Pada akhir Oktober 2008, tawaran ekstradisi terhadap Adrian juga disampaikan oleh Duta Besar Australia untuk Indonesia Bill Farmer, saat bertemu Jaksa Agung Hendarman Supandji.
Bekas penasihat hukum Adrian, Denny Kailimang, menyatakan, sebaiknya Adrian menjalani proses hukum yang sudah memiliki kekuatan tetap. “Di hadapan hukum baru melakukan pembelaan,” ujar Denny.
Sebagaimana diketahui, kasus yang melilit Adrian terjadi pada 3 September 1997. Saat itu, Presiden Soeharto menyetujui pengucuran BLBI untuk menolong permodalan bank-bank yang sekarat.
Lalu pada Juli 2002, Adrian disidang di Pengadilan Negeri Jakarta Pusat. Dia diduga mengorupsi BLBI dengan cara menyalurkan kredit ke 168 perusahaan fiktif.
Namun pada 8 Juli 2002, Adrian diketahui lari ke Australia. Pada 13 November 2002, majelis hakim Pengadilan Negeri Jakarta Pusat memvonis Adrian secara in absentia dengan pidana penjara seumur hidup dan membayar uang pengganti Rp1,5 triliun.

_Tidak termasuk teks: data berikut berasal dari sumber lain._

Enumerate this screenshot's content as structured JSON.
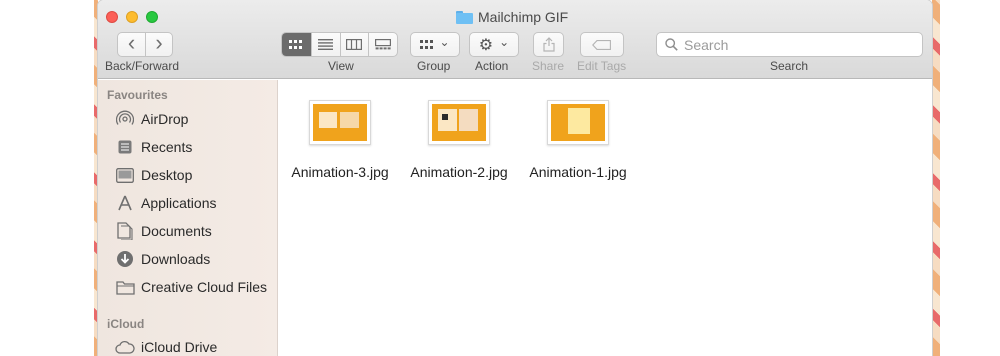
{
  "window": {
    "title": "Mailchimp GIF"
  },
  "toolbar": {
    "back_forward_label": "Back/Forward",
    "view_label": "View",
    "group_label": "Group",
    "action_label": "Action",
    "share_label": "Share",
    "edit_tags_label": "Edit Tags",
    "search_label": "Search",
    "search_placeholder": "Search",
    "back_glyph": "‹",
    "forward_glyph": "›",
    "chevron_glyph": "⌄",
    "gear_glyph": "⚙"
  },
  "sidebar": {
    "favourites_header": "Favourites",
    "icloud_header": "iCloud",
    "items": [
      {
        "label": "AirDrop",
        "icon": "airdrop-icon"
      },
      {
        "label": "Recents",
        "icon": "recents-icon"
      },
      {
        "label": "Desktop",
        "icon": "desktop-icon"
      },
      {
        "label": "Applications",
        "icon": "applications-icon"
      },
      {
        "label": "Documents",
        "icon": "documents-icon"
      },
      {
        "label": "Downloads",
        "icon": "downloads-icon"
      },
      {
        "label": "Creative Cloud Files",
        "icon": "folder-icon"
      }
    ],
    "icloud_items": [
      {
        "label": "iCloud Drive",
        "icon": "cloud-icon"
      }
    ]
  },
  "files": [
    {
      "name": "Animation-3.jpg",
      "thumb_color": "#f0a31c"
    },
    {
      "name": "Animation-2.jpg",
      "thumb_color": "#f0a31c"
    },
    {
      "name": "Animation-1.jpg",
      "thumb_color": "#f0a31c"
    }
  ],
  "colors": {
    "close": "#fc5f57",
    "minimize": "#fdbc2e",
    "maximize": "#28c840",
    "folder": "#6fc0f4"
  }
}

Pada 28 November 2008, polisi Negeri Kanguru menangkap Adrian di Perth. Berkaitan dengan kesepakatan barter tahanan, Perdana Menteri Kevin Rudd menyatakan, penyeelundupan manusia merupakan masalah sangat serius bagi Australia.
“Ini merupakan kejahatan transnasional dan sudah menjadi agenda global,” ujar Rudd.

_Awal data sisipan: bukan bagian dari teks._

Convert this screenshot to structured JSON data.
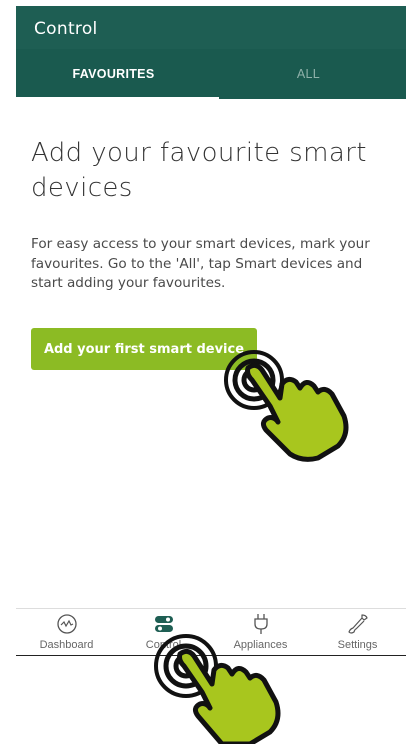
{
  "app": {
    "title": "Control"
  },
  "tabs": [
    {
      "label": "FAVOURITES",
      "active": true
    },
    {
      "label": "ALL",
      "active": false
    }
  ],
  "empty_state": {
    "heading": "Add your favourite smart devices",
    "description": "For easy access to your smart devices, mark your favourites. Go to the 'All', tap Smart devices and start adding your favourites.",
    "button_label": "Add your first smart device"
  },
  "bottom_nav": [
    {
      "label": "Dashboard",
      "icon": "dashboard-gauge-icon",
      "active": false
    },
    {
      "label": "Control",
      "icon": "toggle-switches-icon",
      "active": true
    },
    {
      "label": "Appliances",
      "icon": "plug-icon",
      "active": false
    },
    {
      "label": "Settings",
      "icon": "wrench-icon",
      "active": false
    }
  ],
  "colors": {
    "appbar": "#1e5e53",
    "tabbar": "#1a5a4f",
    "accent_green": "#8cbb24",
    "hand_green": "#a8c61e"
  }
}
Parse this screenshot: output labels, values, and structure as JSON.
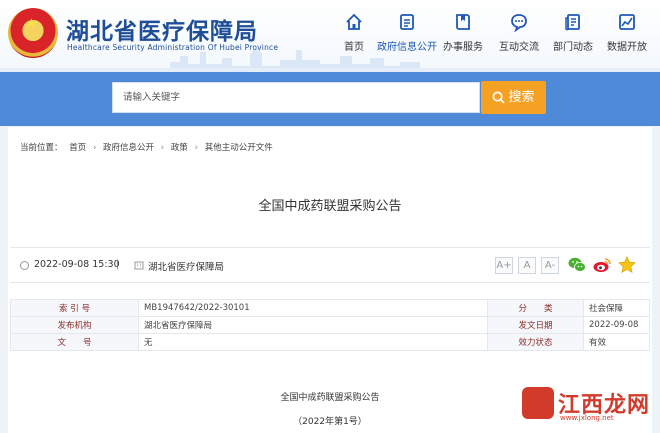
{
  "header": {
    "site_title": "湖北省医疗保障局",
    "site_subtitle": "Healthcare Security Administration Of Hubei Province",
    "nav": [
      {
        "label": "首页",
        "icon": "home-icon"
      },
      {
        "label": "政府信息公开",
        "icon": "document-icon",
        "active": true
      },
      {
        "label": "办事服务",
        "icon": "book-icon"
      },
      {
        "label": "互动交流",
        "icon": "chat-icon"
      },
      {
        "label": "部门动态",
        "icon": "news-icon"
      },
      {
        "label": "数据开放",
        "icon": "chart-icon"
      }
    ]
  },
  "search": {
    "value": "请输入关键字",
    "button_label": "搜索"
  },
  "breadcrumb": {
    "prefix": "当前位置：",
    "items": [
      "首页",
      "政府信息公开",
      "政策",
      "其他主动公开文件"
    ],
    "separator": "›"
  },
  "article": {
    "title": "全国中成药联盟采购公告",
    "date": "2022-09-08 15:30",
    "divider": "|",
    "publisher": "湖北省医疗保障局",
    "font_buttons": [
      "A+",
      "A",
      "A-"
    ]
  },
  "info_table": {
    "rows": [
      {
        "k1": "索 引 号",
        "v1": "MB1947642/2022-30101",
        "k2": "分　　类",
        "v2": "社会保障"
      },
      {
        "k1": "发布机构",
        "v1": "湖北省医疗保障局",
        "k2": "发文日期",
        "v2": "2022-09-08"
      },
      {
        "k1": "文　　号",
        "v1": "无",
        "k2": "效力状态",
        "v2": "有效"
      }
    ]
  },
  "body": {
    "doc_title": "全国中成药联盟采购公告",
    "doc_no": "（2022年第1号）"
  },
  "watermark": {
    "text": "江西龙网",
    "sub": "www.jxlong.net"
  },
  "colors": {
    "brand_blue": "#1f4e99",
    "band_blue": "#4f8ad8",
    "search_orange": "#f5a124",
    "label_red": "#8b2d2d"
  }
}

Rudd juga mengungkapkan kegembiraannya setelah mendapat informasi bahwa Indonesia akan segera meratifikasi Konvensi PBB tentang Trans National Crime, yang mencakup pencegahan terhadap penyelundupan dan perdagangan manusia.
Mengejar Buronan Lain
Anggota Komisi III DPR dari Partai Gerindra Martin Hutabarat meminta Kejagung memanfaatkan momentum eksekusi Adrian Kiki sebaik-baiknya. Diharapkan, upaya ini memberi dampak signifikan dalam memulangkan buronan yang berada di luar negeri.
“Ini kesempatan emas untuk mengejar buronan lain yang belum tersentuh atau bahkan terendus keberadaannya,” katanya.
Martin menyatakan, sejauh ini Kejaksaan terlihat belum optimal dalam memburu para buronan. Disampaikan, Kejaksaan sering terbentur aturan seputar belum adanya perjanjian ekstradisi. Oleh karenanya, hambatan-hambatan terkait hal ini perlu dicarikan solusi atau jalan keluar.
Dengan kata lain, peningkatan kemampuan lobi Kejaksaan dan tim pendukung lainnya, seperti Kemenlu, Interpol, Kemenkum HAM perlu dilakukan secara terpadu. “Jadi, ada keseimbangan dalam mengambil langkah hukum. Tidak berjalan sendiri-sendiri,” saran Martin.
Martin menambahkan, keterpaduan langkah ini paling tidak dapat meningkatkan kekuatan dalam melobi otoritas penegak hukum negara lain.
Dia memaparkan, eksekusi buronan Adrian Kiki ini sudah memiliki kekuatan hukum. Oleh karenanya, hal ini perlu dilaksanakan secara cermat dan hati-hati. Jangan sampai tim Kejaksaan salah langkah dalam melaksanakan eksekusi.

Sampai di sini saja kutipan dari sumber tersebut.